Als einfachste und billigste Lösung des Problems möchte eine Schreiberin die renitenten Kinder aus dem Balkan als Austauschschüler in ihre Heimat zurücksenden. “In den strengen Koranschulen würde dann diesen frechen Typen wohl der Koran um die Ohren gehauen.”

Ein anderer Briefschreiber findet, Eltern, Schulvorsteher, Behörden und Politiker sollten sich alle zusammen schämen. Sie hätten das geschehen lassen, ohne etwas Wirksames zu unternehmen.

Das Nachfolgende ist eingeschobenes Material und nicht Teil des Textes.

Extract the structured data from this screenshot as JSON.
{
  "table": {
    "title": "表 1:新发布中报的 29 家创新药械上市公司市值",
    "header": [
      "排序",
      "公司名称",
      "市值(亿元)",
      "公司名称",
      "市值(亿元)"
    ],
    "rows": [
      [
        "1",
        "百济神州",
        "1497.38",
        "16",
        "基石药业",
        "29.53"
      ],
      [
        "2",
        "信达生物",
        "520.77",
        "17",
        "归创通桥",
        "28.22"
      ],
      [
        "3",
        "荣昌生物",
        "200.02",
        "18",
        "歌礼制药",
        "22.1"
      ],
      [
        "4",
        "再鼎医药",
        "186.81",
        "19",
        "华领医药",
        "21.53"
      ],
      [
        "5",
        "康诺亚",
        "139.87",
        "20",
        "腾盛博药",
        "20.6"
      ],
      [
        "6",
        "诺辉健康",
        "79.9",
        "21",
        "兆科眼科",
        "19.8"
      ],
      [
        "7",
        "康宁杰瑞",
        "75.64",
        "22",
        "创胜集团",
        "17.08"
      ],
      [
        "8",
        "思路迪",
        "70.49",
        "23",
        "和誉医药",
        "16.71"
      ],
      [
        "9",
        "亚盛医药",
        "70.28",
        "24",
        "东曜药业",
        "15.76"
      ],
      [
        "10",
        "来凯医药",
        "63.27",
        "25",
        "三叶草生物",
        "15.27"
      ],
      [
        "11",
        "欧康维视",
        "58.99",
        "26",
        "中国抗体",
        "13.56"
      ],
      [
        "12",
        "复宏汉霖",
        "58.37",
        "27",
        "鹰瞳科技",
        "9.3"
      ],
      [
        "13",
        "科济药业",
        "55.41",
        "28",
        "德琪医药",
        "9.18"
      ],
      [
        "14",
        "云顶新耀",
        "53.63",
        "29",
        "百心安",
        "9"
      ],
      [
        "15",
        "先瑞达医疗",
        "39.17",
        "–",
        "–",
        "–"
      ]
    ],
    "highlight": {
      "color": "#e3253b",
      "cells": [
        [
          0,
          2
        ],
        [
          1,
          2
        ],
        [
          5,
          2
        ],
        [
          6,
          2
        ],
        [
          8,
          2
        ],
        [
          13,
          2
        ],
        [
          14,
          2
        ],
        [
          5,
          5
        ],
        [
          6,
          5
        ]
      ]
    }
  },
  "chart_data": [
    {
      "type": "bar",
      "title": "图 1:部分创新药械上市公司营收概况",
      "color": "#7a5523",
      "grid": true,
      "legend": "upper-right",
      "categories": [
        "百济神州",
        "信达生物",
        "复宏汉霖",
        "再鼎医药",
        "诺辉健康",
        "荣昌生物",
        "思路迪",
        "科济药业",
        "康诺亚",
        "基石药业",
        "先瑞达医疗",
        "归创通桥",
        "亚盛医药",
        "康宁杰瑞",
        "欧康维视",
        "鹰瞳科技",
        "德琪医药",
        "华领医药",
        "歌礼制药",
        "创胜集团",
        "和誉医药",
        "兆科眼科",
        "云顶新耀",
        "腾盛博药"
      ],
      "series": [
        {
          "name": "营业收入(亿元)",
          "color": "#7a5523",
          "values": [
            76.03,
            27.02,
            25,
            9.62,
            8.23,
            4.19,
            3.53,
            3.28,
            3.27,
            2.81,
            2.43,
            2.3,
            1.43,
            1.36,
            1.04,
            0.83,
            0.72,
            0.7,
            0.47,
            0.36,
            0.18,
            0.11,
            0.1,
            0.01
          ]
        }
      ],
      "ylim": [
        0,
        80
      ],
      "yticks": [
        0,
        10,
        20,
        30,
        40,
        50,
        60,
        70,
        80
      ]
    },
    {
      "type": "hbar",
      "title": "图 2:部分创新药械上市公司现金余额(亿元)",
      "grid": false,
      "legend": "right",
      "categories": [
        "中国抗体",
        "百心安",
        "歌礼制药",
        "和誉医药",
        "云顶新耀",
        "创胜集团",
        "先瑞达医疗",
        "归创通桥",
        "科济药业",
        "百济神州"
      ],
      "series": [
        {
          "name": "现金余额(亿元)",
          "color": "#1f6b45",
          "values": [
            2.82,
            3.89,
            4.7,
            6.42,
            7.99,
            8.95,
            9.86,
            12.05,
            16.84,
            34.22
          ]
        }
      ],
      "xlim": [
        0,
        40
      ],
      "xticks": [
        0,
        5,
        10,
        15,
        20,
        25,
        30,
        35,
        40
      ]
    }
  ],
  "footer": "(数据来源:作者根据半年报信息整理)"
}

Für ihn sind “die guten Tage der Schweiz gezählt”. So etwas “ist wirklich nur in einer schwer degenerierten Gesellschaft möglich.”

Keine Patentrezepte

So vielfältig die Reaktionen in den Leserbriefspalten sind, so vielschichtig sind jene aus der Expertenecke.

Doris Hochheimer vom Berner Lehrerverband Lebe meint, eine Lehrperson müsse wissen, wie reagieren, wenn ein Schüler nicht lernen wolle und sich als Rädelsführer aufspiele. Solche Fälle müssten in der Aus- und Weiterbildung mehr berücksichtigt werden.

Der Integrationsexperte Romano Müller von der Pädagogischen Hochschule Bern will bei den Studierenden ein Problem-Bewusstsein schaffen. “Wir können keine Lösungen auf Vorrat produzieren, denn es gibt kein Rezept zur Lösung solcher Probleme.”

Für Müller können “Misserfolg und Enttäuschung ein Nährboden sein für Aggressionen”. Schulisch schwachen Kindern müsse deshalb mit Hausaufgabenhilfen und speziellen Förderprogrammen ein positives Lernergebnis bereitet werden.

Positive Beispiele

In jeder Gesellschaft äussert sich ein Teil der Jugend irgendwann mal mit Gewalt, so Müller. “Enthemmungen hat es in jeder Jugendkultur gegeben.”

Auch die Politik zeige, “dass aggressives Verhalten erfolgreicher ist als Konsensverhalten”. Bevor überhaupt ein Dialog entstehen könne, sei die Sache schon mit Meinungen besetzt. “Es ist so wie es ist, es wird gar nicht mehr darüber diskutiert.”

Strikter durchgreifen

Der Ruf nach mehr Disziplin in den Schulstuben ist in letzter Zeit immer lauter geworden. Doris Hochheimer mahnt da zur Vorsicht: “Natürlich müssen klare Grenzen gesetzt werden. Es darf aber nicht sein, dass der Lehrer vorne befiehlt und die Kinder gehorchen.”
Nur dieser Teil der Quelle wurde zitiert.